Notre image est d’actualité et l’histoire qui l’accompagne est vite racontée. En fait, c’est la fin de la journée en ce mardi de septembre. Pas pour cet agriculteur à temps partiel. Après être rentré chez lui, il doit encore traire ses vaches dans un pâturage proche de la maison. Ici, il y en a huit. Le nombre peut varier jusqu’à la rentrée en stabulation en novembre. Les animaux le connaissent et l’écoutent. Elles ne sont pas non plus dérangées par le chien, qui a été formé pour chasser les animaux vers le chariot de traite. Chaque vache a sa place sur le chariot, une petite étiquette avec son nom y est fixée. Le soleil déjà bas donne à la scène un aspect idyllique.

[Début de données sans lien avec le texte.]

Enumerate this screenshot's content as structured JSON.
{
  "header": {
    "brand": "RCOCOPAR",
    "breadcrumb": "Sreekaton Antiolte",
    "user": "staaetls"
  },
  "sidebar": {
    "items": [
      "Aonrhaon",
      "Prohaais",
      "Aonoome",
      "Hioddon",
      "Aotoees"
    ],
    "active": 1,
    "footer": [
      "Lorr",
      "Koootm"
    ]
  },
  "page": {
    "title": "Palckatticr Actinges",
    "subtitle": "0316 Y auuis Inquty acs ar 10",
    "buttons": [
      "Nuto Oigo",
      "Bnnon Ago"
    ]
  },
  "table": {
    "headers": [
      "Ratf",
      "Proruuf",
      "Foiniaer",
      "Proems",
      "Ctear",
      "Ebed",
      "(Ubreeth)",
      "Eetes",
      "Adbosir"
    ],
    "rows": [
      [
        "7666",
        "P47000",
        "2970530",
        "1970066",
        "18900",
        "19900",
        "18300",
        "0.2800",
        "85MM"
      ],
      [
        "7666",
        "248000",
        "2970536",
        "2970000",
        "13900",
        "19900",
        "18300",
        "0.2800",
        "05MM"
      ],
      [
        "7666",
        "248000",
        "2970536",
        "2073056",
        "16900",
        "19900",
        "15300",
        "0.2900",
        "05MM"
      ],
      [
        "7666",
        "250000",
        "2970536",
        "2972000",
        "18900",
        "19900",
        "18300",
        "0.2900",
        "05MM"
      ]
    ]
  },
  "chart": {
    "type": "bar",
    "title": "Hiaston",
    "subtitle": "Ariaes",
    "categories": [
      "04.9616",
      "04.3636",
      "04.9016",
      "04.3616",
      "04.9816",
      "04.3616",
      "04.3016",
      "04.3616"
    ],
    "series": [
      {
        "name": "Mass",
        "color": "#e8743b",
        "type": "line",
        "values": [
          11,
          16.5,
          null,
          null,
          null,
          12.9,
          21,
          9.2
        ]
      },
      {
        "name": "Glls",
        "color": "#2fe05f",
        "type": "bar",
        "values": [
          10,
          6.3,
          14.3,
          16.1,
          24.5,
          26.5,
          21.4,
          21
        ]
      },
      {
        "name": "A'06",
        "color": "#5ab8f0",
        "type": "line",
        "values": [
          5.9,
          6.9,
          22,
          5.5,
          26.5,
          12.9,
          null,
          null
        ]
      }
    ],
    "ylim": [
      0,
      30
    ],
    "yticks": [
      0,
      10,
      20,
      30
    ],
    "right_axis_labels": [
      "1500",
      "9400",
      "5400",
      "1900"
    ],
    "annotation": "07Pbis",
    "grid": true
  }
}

Mais laissons de côté l’aspect atmosphérique de cette photo. Notre trayeur, lui aussi originaire de Wirtzfeld, avait repris en 1989 une petite exploitation agricole dans le village voisin. Aujourd’hui, il est l’un des quatre agriculteurs que compte actuellement le village et, depuis longtemps, le dernier à pratiquer encore l’élevage laitier à petite échelle. Bien sûr, dans sa petite exploitation, c’est le rendement qui compte malgré tout. A la fin des années 1980, le beurre et le lait en poudre ne faisaient déjà plus recette. La coopérative laitière de Bullange-Saint-Vith, qui était à l’origine l’adresse de livraison de la plupart des producteurs laitiers de l’Eifel belge, s’apprêtait à fusionner avec l’Union laitière de la Haute Eifel et à abandonner la production de Bullange au profit de celle de Saint-Vith. C’était une période de turbulences, où la chute du prix du lait ne semblait pouvoir être enrayée que par l’agrandissement de l’exploitation et l’amélioration de la qualité de la production et de la transformation.
Comme toutes les exploitations, celle-ci vivait depuis lors constamment dans le champ de tensions des laiteries à la publicité acharnée, des normes imposées et des progrès techniques. Un Bautz, le premier tracteur de traite, et la machine à traire sont les acquisitions de l’année 1970 qui sont encore aujourd’hui dans la mémoire de la famille de l’exploitation. Mais en regardant vers l’avenir, la question de la rentabilité est restée brûlante.
Aujourd’hui, il est clair que l’agriculture de cette ferme sera également abandonnée dans un avenir proche. Cette fermeture s’inscrira ainsi dans l’évolution (supra)régionale de ce secteur, amorcée depuis les années 1960. Cela n’étonne plus personne. Depuis lors, de nombreuses exploitations ont fermé là où il y a une activité principale, où les successeurs font défaut, où les dispositions sont morcelées ou où le fait d’être en permanence attaché pèse sur les épaules.
Malgré cela, tout n’était pas mauvais. C’est ce que prouve cet enregistrement, qui pourrait aussi parler de l’amour de la nature et des animaux. Mais un jour, il sera le témoignage du (peut-être) dernier représentant au village d’une profession agricole qui, matin et soir, se précipitait vers ses vaches avec son tracteur, son harnais et son chien pour traire seul en pleine campagne.
D’ailleurs, la présentation du groupe de travail des musées de l’Eifel (AEM) « Dünnbeinig mit krummem Horn » a rencontré un grand succès jusqu’en janvier 1989. Le Dr Burchard Sielmann, coordinateur de l’exposition, y reconnaissait une part de réalité, selon laquelle « l’homme ne devient vraiment attentif à quelque chose qui se passe autour de lui que lorsque cette chose n’existe plus ». Comme il a raison !
Carlo Lejeune
(1) „Einblick in die Geschichte der Eifeler Landwirtschaft“, in Grenz-Echo, 07.01.1989, sp.